Ela caminhava descalça, o cabelo solto, a expressão... submissa, provocante, completamente entregue ao jogo. —Vem aqui —ordenou Julián, a voz grave, calma, como se nem fosse um desafio. Valéria obedeceu sem hesitar.
Carlos apertou os dentes. Sua namorada… sua Valéria… se aproximando de Julián, com aquela atitude dócil, aqueles passos lentos, sensuais, seu olhar baixo… mas os lábios entreabertos, as bochechas coradas, a respiração acelerada. Julián a pegou pelo pulso e a fez sentar em suas pernas, como se já fosse seu lugar natural. As mãos dele deslizaram pela cintura de Valéria, subindo pelas costas, percorrendo sua pele. Ela fechou os olhos por um segundo, mordendo o lábio.
—Se sente confortável no meu quarto? —perguntou Julián, com aquela segurança perturbadora.
Valéria assentiu, sua voz quase um sussurro.
—Muito…
Carlos engoliu em seco, seu corpo tenso, incapaz de desviar o olhar da tela. As mãos de Julián continuaram explorando, subindo até seu pescoço, descendo pela região lombar, parando na borda da minúscula peça de renda. Valéria não resistia. Se deixava guiar. Gostava. Seu corpo, sua linguagem, tudo gritava submissão e provocação.
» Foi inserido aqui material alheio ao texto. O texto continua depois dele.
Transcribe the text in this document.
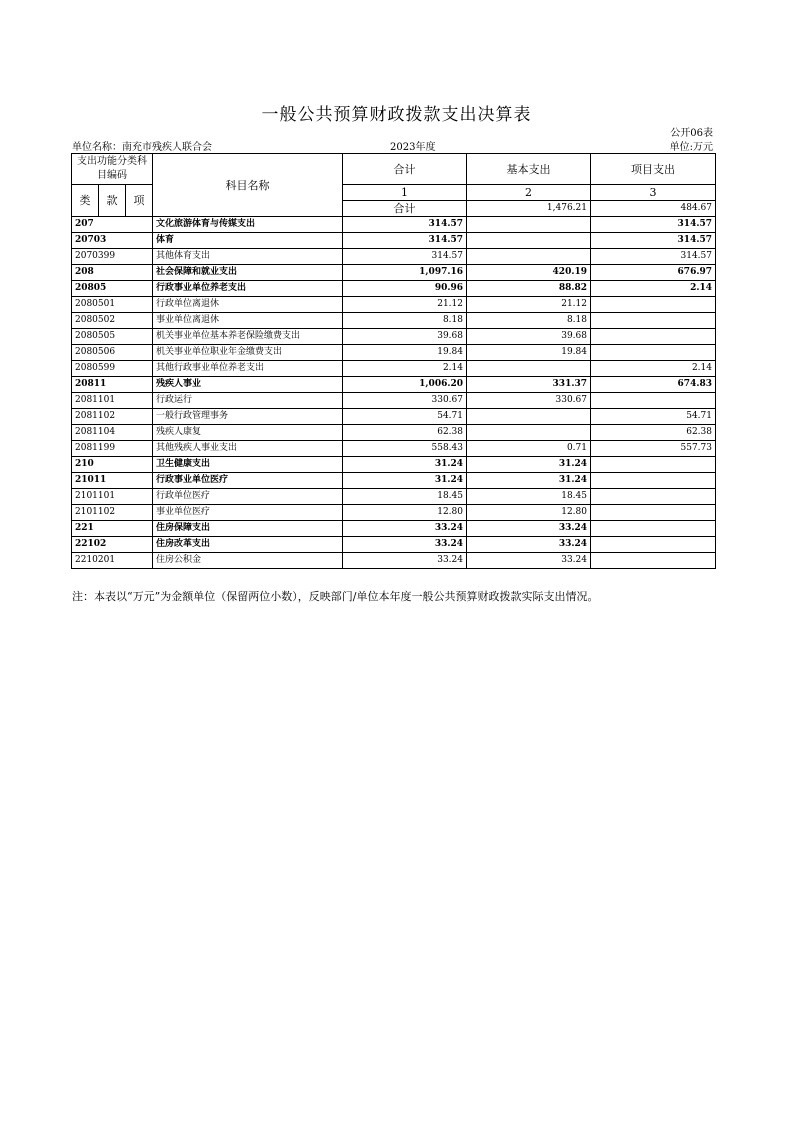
一般公共预算财政拨款支出决算表
公开06表
单位名称：南充市残疾人联合会	2023年度	单位:万元
支出功能分类科目编码			科目名称	合计	基本支出	项目支出	
类	款	项		1	2	3	
				合计	1,476.21	484.67	
207			文化旅游体育与传媒支出	314.57		314.57	
20703			体育	314.57		314.57	
2070399			其他体育支出	314.57		314.57	
208			社会保障和就业支出	1,097.16	420.19	676.97	
20805			行政事业单位养老支出	90.96	88.82	2.14	
2080501			行政单位离退休	21.12	21.12		
2080502			事业单位离退休	8.18	8.18		
2080505			机关事业单位基本养老保险缴费支出	39.68	39.68		
2080506			机关事业单位职业年金缴费支出	19.84	19.84		
2080599			其他行政事业单位养老支出	2.14		2.14	
20811			残疾人事业	1,006.20	331.37	674.83	
2081101			行政运行	330.67	330.67		
2081102			一般行政管理事务	54.71		54.71	
2081104			残疾人康复	62.38		62.38	
2081199			其他残疾人事业支出	558.43	0.71	557.73	
210			卫生健康支出	31.24	31.24		
21011			行政事业单位医疗	31.24	31.24		
2101101			行政单位医疗	18.45	18.45		
2101102			事业单位医疗	12.80	12.80		
221			住房保障支出	33.24	33.24		
22102			住房改革支出	33.24	33.24		
2210201			住房公积金	33.24	33.24		
注：本表以“万元”为金额单位（保留两位小数），反映部门/单位本年度一般公共预算财政拨款实际支出情况。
Carlos sentiu o ciúme queimar sua garganta. Mas o maldito tesão… o desejo perverso… era ainda mais forte. Sabia que essa noite… não dormiria. Sabia que essas imagens… esses carinhos… essa cumplicidade entre eles… o destruiriam. E, ao mesmo tempo, o enlouqueceriam. O jogo… mal havia começado.
—Pronta? —perguntou em voz baixa, seu tom escuro, dominante, quase perverso.
Valéria assentiu sem protestar, com aquela mistura de submissão e desejo tão evidente que fez a boca de Carlos secar. A imagem da câmera parou justo quando Julián a guiava suavemente para a cama, reivindicando o espaço que antes pertencia a Carlos. A última imagem que viu foi o rosto de Valéria, os olhos fechados, os lábios entreabertos, seu corpo entregue, e Julián dominando cada centímetro daquele quarto.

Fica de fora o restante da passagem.